4. Conductivity improver: about 2-3 kilograms of salt and charcoal.
5. Construction process: Place the grounding body at the bottom of the hole, prepare a long and thin tool (rebar, water pipe, etc.), gradually fill the conductivity improver from the bottom up and compact it, then continue backfilling and compacting, paying special attention to compacting and tightening around the grounding body, and be careful not to break the grounding wire.
Figure 1. Deep well type diagram
Shallow pit type construction instructions (for reference):
1. Excavate a shallow pit with a depth of about 0.5-2 meters, reaching a damp soil layer is sufficient.
2. Grounding body: a copper plate of about 0.5×0.5 meters with a thickness of 2-3 millimeters, welded to the grounding wire (at least three points) and led to the vicinity of the electron microscope.
3. Grounding wire: 4-10 square millimeters of rubber or plastic multi-strand copper core wire.
4. Conductivity improver: about 2.5-5 kilograms of salt and charcoal.
5. Construction process: Place the copper plate vertically at the bottom of the pit, first cover it with the conductivity improver, compact and tighten it, then continue backfilling and compacting, being careful not to break the grounding wire.
Figure 2. Shallow pit diagram
The "deep well type" is suitable for places where it is difficult to excavate the ground or the groundwater level is deep. Generally speaking, the "shallow pit type" is the more common method.
Regardless of the "deep well type" or "shallow pit type," according to this construction process, the grounding resistance can be achieved between 4 and 10 ohms (for a single grounding body).
In places where the soil resistance is high, multiple grounding bodies can be connected to form a small grounding system to reduce the grounding impedance. In this case, the distance between each grounding body should be 0.3-0.5 meters (the same borehole can be used for the deep well type).
Through actual testing, the grounding resistance of a single grounding body is typically around 4 ohms, two grounding bodies are around 3 ohms, three grounding bodies are around 2 ohms, and six to ten grounding bodies can achieve a resistance of below 1 ohm (depending on the soil resistivity).
Since the danger of "step voltage" does not exist, there is no need to follow the practice of a lightning protection grid grounding system.

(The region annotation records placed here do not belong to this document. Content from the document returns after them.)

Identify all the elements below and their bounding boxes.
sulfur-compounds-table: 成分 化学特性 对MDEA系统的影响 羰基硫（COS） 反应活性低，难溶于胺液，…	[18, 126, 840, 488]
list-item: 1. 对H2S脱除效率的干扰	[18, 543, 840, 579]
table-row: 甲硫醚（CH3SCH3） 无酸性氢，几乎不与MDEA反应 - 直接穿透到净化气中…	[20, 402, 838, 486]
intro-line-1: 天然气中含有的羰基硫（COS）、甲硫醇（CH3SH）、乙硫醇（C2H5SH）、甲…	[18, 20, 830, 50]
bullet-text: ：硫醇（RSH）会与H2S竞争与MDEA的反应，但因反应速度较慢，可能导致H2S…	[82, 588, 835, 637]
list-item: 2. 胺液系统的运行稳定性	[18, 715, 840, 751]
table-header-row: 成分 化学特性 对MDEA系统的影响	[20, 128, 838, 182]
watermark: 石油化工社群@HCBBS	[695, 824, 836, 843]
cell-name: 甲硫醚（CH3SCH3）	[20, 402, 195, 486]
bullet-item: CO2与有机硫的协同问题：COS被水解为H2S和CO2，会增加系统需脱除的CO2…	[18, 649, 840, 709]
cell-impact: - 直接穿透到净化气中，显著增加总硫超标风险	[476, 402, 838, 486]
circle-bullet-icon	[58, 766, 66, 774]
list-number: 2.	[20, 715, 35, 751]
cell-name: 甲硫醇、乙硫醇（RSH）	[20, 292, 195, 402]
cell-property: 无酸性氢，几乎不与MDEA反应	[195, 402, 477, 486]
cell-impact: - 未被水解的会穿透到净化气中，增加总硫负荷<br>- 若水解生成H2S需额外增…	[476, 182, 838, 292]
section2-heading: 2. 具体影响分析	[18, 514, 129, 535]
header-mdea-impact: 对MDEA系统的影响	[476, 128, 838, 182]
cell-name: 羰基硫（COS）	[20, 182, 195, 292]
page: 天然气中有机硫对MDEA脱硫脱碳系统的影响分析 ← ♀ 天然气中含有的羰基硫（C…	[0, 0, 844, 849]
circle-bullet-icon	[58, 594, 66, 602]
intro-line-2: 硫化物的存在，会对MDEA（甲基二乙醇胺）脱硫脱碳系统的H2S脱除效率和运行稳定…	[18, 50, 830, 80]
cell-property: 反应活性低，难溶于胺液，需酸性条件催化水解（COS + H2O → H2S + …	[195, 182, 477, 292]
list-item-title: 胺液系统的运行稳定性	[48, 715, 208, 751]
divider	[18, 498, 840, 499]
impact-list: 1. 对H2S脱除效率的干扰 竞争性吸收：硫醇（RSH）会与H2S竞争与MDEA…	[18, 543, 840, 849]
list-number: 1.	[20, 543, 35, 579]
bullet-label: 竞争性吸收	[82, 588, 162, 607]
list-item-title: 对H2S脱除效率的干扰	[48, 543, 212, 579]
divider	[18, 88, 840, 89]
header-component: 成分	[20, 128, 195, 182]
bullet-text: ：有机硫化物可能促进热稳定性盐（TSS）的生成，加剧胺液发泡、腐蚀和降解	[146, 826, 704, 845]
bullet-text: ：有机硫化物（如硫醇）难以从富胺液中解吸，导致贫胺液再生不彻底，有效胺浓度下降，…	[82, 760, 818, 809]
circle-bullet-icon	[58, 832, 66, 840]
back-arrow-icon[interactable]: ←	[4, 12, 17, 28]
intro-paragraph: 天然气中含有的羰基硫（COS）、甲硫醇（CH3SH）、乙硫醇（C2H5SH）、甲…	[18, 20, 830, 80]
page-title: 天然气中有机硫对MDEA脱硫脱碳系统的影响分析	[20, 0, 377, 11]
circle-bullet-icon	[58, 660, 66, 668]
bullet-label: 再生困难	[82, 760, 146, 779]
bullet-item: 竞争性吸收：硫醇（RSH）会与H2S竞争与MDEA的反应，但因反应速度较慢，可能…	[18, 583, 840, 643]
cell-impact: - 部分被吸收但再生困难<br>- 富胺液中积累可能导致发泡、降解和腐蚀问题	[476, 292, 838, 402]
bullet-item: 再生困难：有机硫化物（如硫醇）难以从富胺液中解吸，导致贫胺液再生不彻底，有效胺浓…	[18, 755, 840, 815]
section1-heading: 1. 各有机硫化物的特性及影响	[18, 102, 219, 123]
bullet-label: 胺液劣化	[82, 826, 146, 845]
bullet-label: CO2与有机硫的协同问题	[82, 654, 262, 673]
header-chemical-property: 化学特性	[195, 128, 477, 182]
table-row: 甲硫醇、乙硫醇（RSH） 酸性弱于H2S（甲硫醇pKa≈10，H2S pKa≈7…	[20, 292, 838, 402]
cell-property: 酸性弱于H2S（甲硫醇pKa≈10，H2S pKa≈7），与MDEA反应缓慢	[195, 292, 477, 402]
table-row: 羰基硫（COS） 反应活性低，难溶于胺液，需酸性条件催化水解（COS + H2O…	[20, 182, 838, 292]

At the same time, to reduce the influence of other underground conductors nearby, this small grounding system should occupy as little underground area as possible.
To prevent accidental short circuits, the grounding wire should be directly connected to the grounding wire of the Electron Microscope (or the grounding bus inside the electron microscope), without using common grounding boxes or terminal boxes, not entering other equipotential terminal boxes or switch boxes, and not being connected to busbars.